Viterbo – Riceviamo e pubblichiamo – Varie indagini di centri di ricerca indipendenti hanno calcolato che gli italiani hanno sul loro smartphone una media di circa venti-venticinque app; di queste ne usano meno della metà ma restano comunque funzionanti.
Inoltre, gli italiani trascorrono mediamente due ore al giorno – con punte di sei/otto – a smanettare sullo smartphone, avviando contatti con almeno una dozzina di siti (ma spesso si arriva al doppio) tra social, centri di e-commerce, giornali online e influencer che danno consigli sugli argomenti più disparati.

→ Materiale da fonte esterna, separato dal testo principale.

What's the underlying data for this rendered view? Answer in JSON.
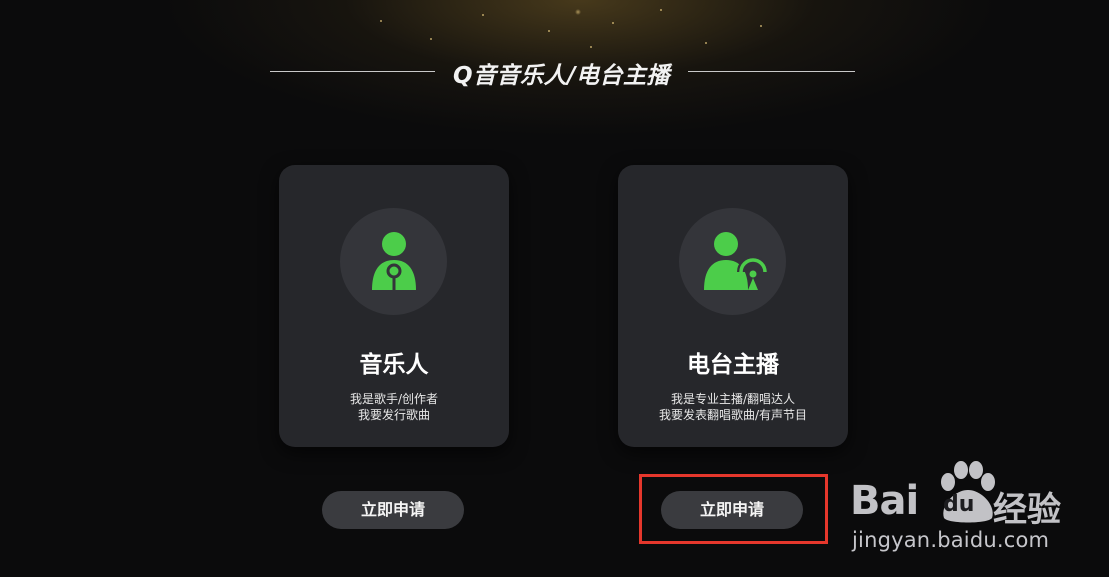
{
  "header": {
    "title": "Q音音乐人/电台主播"
  },
  "cards": [
    {
      "icon": "musician-icon",
      "title": "音乐人",
      "desc_line1": "我是歌手/创作者",
      "desc_line2": "我要发行歌曲",
      "button_label": "立即申请"
    },
    {
      "icon": "radio-host-icon",
      "title": "电台主播",
      "desc_line1": "我是专业主播/翻唱达人",
      "desc_line2": "我要发表翻唱歌曲/有声节目",
      "button_label": "立即申请"
    }
  ],
  "colors": {
    "accent_green": "#4ccd4a",
    "highlight_red": "#e5372c",
    "card_bg": "#26272b",
    "button_bg": "#3a3b3f"
  },
  "watermark": {
    "brand_prefix": "Bai",
    "brand_paw_text": "du",
    "brand_suffix": "经验",
    "url": "jingyan.baidu.com"
  }
}
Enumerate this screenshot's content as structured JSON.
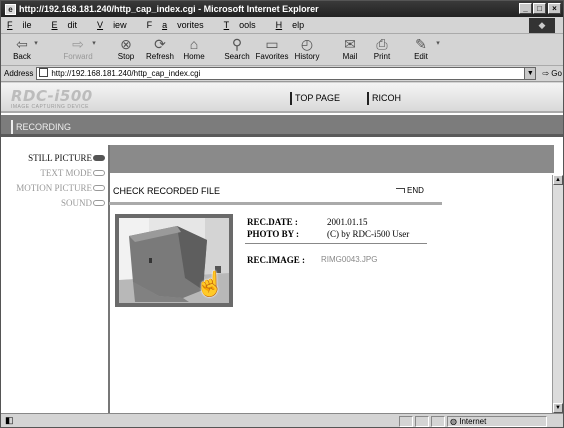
{
  "window": {
    "title": "http://192.168.181.240/http_cap_index.cgi - Microsoft Internet Explorer"
  },
  "menu": [
    {
      "u": "F",
      "rest": "ile"
    },
    {
      "u": "E",
      "rest": "dit"
    },
    {
      "u": "V",
      "rest": "iew"
    },
    {
      "pre": "F",
      "u": "a",
      "rest": "vorites"
    },
    {
      "u": "T",
      "rest": "ools"
    },
    {
      "u": "H",
      "rest": "elp"
    }
  ],
  "toolbar": {
    "back": "Back",
    "forward": "Forward",
    "stop": "Stop",
    "refresh": "Refresh",
    "home": "Home",
    "search": "Search",
    "favorites": "Favorites",
    "history": "History",
    "mail": "Mail",
    "print": "Print",
    "edit": "Edit"
  },
  "address": {
    "label": "Address",
    "url": "http://192.168.181.240/http_cap_index.cgi",
    "go": "Go"
  },
  "page": {
    "logo": "RDC-i500",
    "logo_sub": "IMAGE CAPTURING DEVICE",
    "nav_top": "TOP PAGE",
    "nav_ricoh": "RICOH",
    "section": "RECORDING",
    "sidebar": [
      {
        "label": "STILL PICTURE",
        "state": "active"
      },
      {
        "label": "TEXT MODE",
        "state": "inactive"
      },
      {
        "label": "MOTION PICTURE",
        "state": "inactive"
      },
      {
        "label": "SOUND",
        "state": "inactive"
      }
    ],
    "check_title": "CHECK RECORDED FILE",
    "end": "END",
    "rec_date_label": "REC.DATE :",
    "rec_date": "2001.01.15",
    "photo_by_label": "PHOTO BY :",
    "photo_by": "(C) by RDC-i500 User",
    "rec_image_label": "REC.IMAGE :",
    "rec_image": "RIMG0043.JPG"
  },
  "status": {
    "zone": "Internet"
  }
}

Almeno due terzi, tra app, siti e social, chiedono di poterti localizzare e, anche quando neghiamo tale permesso, hanno la facoltà di inviarti messaggi, di controllare le tue scelte e le tue preferenze – si pensi ai banner personalizzati – per venire incontro ai tuoi bisogni e per indirizzare la tua attenzione verso certi siti che si sostengono sugli introiti calcolati a partire dalla frequenza con cui vengono visitati.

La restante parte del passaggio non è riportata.